Être à l’écoute de celui qui va mourir, c’est forcément être celui qui ne peut pas comprendre. L’adolescent va donc alterner entre des moments où il se confiera facilement et d’autres où il se repliera dans une position qui signifie : « de toute façon, tu ne peux pas comprendre ». À nous de faire la part entre une nécessaire remise en cause de notre approche et un point de vue intrinsèque qui ne doit surtout pas nous chambouler au point de venir justifier notre désir de fuir.

Comme le montrent ces deux illustrations cliniques, l’adolescent qui va mourir a besoin des autres, d’être en lien, de se rapprocher de ceux qui l’aiment. Pour lutter contre l’inéluctable sentiment de solitude, il a aussi besoin d’une personne avec qui parler de sa mort. En nous mettant à son écoute et en l’aidant à formuler ses questions, qu’elles soient pleinement élaborées ou qu’elles se cherchent, nous l’aidons à dire, à penser, à ressentir, à verbaliser ses sensations, ses sentiments ou ses émotions. Il peut nous être difficile d’entendre ses tristesses, ses angoisses, ses colères, ses impuissances, son sentiment d’injustice… Notre rôle est de l’accompagner dans son cheminement, même lorsque nous n’avons pas de réponse à lui apporter, même lorsque nous nous sentons impuissants, que nous ne parvenons pas à le rassurer ou que nous avons envie de fuir. Ce qui est important, c’est que nous soyons là afin de recueillir, et si possible, de contenir ses affects négatifs et l’aider à réaliser qu’ils ne le définissent pas. Cela lui permettra alors d’entrer dans une sorte d’acceptation du destin.

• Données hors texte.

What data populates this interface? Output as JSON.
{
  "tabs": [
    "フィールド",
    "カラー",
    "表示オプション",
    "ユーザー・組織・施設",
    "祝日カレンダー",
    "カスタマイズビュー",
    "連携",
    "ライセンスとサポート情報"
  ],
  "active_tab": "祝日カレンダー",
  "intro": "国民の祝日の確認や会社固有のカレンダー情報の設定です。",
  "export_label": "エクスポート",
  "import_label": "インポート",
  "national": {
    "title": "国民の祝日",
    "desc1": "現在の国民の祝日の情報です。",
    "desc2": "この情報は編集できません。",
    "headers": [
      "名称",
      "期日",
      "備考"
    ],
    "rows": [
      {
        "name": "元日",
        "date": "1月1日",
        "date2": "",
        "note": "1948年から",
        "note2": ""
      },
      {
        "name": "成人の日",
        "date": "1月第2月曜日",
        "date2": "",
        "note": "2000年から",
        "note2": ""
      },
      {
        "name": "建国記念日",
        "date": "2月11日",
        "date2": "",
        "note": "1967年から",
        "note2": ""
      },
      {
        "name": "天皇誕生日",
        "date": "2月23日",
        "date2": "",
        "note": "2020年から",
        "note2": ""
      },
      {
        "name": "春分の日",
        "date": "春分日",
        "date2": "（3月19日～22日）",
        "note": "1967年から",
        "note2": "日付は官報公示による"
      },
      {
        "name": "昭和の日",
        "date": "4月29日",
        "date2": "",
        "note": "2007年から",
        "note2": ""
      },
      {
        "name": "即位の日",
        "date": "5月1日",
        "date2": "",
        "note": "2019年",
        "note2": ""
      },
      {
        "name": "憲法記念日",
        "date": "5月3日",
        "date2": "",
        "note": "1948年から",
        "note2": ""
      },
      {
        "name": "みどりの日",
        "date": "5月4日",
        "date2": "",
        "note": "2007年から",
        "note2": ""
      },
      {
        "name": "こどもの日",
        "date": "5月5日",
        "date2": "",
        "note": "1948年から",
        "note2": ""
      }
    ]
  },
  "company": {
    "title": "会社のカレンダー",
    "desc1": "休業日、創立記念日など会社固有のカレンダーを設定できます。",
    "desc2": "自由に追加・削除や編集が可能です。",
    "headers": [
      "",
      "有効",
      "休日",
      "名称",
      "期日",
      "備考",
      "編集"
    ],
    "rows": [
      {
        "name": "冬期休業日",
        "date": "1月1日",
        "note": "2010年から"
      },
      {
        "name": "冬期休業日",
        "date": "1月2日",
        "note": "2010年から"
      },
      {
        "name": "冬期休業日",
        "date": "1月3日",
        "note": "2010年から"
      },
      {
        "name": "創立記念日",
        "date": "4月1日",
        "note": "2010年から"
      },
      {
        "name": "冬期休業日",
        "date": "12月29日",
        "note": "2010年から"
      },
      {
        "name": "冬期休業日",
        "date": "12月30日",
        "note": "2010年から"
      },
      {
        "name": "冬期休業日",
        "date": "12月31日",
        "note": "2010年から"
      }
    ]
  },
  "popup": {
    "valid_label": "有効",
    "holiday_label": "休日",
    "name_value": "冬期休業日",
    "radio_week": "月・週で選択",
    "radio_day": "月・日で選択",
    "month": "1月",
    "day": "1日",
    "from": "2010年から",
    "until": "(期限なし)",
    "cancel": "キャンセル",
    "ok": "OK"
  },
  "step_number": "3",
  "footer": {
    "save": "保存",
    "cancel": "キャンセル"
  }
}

La force de vie de l’adolescent qui traverse des situations extrêmes peut être pour nous une source d’enrichissement considérable. Il nous apprend à avoir un regard plus juste sur nous-mêmes et sur notre propre vie, à relativiser certaines choses et à revenir à l’essentiel. Mais pour pouvoir faire cette lecture ou relecture de nos pratiques, il nous faut sans cesse changer notre regard, accepter de perdre des repères bien appris et rassurants. Cela nous demande aussi d’apprendre à prendre soin de nous-mêmes (nous épargner parfois, connaître nos limites, savoir trouver la juste proximité…) pour que ce que nous ressentons, notre contre-transfert, n'interfère pas négativement sur la prise en charge de notre patient.

Lorsque je termine l’entretien, je demande à Malo ce qu’il voudrait faire passer de plus important. Il me répond : « On a jusqu’au bout besoin d’être en vérité les uns avec les autres, même si c’est dur pour les autres… parce qu’après on se sent plus libre, plus soudé… et pour de vrai, on peut être plus joyeux… ».